Politics & Policy

Stability in The Balance

An odd principle to defend.

There is no question of “material breach.” Opposition to the disarmament of Iraq now centers on calls for a “coalition” and fears of “instability” in the region.

The coalition is there — necessary regional partners provide territory; Britain, Australia and New Zealand put their troops where their politics are; Japan has declared, and 18 European countries have signed statements of support for the president (Italy, Spain, Portugal, Great Britain, Denmark, Poland, Hungary and the Czech Republic first. The “Vilnius 10″ — Albania, Bulgaria, Croatia, Estonia, Latvia, Lithuania, Macedonia, Romania, Slovakia and Slovenia — following shortly thereafter.) That big hole in the middle is France, Germany, the Benelux, Andorra, Monaco, and Liechtenstein. We can live with that.

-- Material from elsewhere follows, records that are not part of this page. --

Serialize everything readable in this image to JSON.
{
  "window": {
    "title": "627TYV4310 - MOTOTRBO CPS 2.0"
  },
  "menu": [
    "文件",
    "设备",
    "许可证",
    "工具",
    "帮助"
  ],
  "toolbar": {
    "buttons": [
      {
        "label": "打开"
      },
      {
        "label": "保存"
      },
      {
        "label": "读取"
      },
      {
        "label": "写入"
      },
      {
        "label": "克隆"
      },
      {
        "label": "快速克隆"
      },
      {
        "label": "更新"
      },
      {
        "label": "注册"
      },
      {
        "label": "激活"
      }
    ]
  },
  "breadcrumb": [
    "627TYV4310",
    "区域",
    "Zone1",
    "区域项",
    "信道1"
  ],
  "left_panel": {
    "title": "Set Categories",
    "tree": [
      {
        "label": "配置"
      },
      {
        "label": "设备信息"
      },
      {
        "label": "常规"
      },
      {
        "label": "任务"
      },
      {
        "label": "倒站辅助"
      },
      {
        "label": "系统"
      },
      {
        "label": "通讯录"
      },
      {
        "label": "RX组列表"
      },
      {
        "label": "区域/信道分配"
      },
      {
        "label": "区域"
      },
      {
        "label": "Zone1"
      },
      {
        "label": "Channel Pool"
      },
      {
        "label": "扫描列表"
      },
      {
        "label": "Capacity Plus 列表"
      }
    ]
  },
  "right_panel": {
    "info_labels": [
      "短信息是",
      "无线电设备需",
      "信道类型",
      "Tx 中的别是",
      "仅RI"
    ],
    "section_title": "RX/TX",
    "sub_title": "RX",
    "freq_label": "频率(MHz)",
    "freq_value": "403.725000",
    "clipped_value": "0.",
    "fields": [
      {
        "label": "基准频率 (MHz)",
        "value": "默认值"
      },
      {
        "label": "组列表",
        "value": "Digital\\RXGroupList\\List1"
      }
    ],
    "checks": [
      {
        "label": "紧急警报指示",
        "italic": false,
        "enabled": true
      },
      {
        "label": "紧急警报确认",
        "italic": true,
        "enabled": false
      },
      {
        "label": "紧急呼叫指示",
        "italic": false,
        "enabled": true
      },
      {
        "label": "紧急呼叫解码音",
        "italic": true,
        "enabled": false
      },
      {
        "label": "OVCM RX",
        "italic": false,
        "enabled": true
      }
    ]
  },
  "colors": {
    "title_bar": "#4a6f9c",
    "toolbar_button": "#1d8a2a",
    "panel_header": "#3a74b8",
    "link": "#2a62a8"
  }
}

But “stability” is an odd thing for democrats to desire. There is, of course, democratic stability — where elections take place with proscribed regularity and civilian governments change in response to voter determination in secret ballots. There is the stability that comes from multiple parties and centers of power facing a free press that keeps the public well informed between votes. You don’t need a KGB or Mukhabarat.

That isn’t what they mean. They hanker, more likely, for the old bipolar Cold War stability, or the stability of a Middle East and South Asia pumping oil and not facing “regime changes.” Stability in the sense that some country, or group of countries, keeps the United States from having “too much” power.

Then there is another sort of stability — where the lid is kept on by repression and threats and imprisonment and terror. Stalin killed the kulaks and 30 million Russians died of starvation in the 1930s to ensure the stability of the revolution. Millions went to the gulag. Religion and history were denied. Speech was controlled but thoughts never were. This is crucial — 13 of the 18 signed European countries suffered under communist rule. The stable bipolar world was stable on their backs and now, liberated by the strong American commitment to democratic revolution in the 1980s, they can say what they believe: America is not the problem — stability born of terror is the problem.

This is the dirty stability that keeps Saddam in power by murdering the opposition and gassing the Kurds. It keeps the minority Assads in power from father to son. It oppresses Lebanese, Saudis, Yemenis, Iranians, and Palestinians. It is stability on the backs of the people of those countries. It is the “better the devil we know” theory.

Americans are believers in revolution, our own having been a resounding success in liberating and empowering people for good. Maybe we have too much faith; it is possible to go from bad to worse. The freedom Americans brought to Central Europe and the Baltics and Afghanistan do incline us to equate revolution and liberation, and we should be careful. But nothing thus far (including the liberation of France in WWII) should make Americans believe that the stable continuance of rotten regimes is a foreign-policy objective worthy of democratic countries.

Shoshana Bryen is director of special projects at the Jewish Institute for National Security Affairs.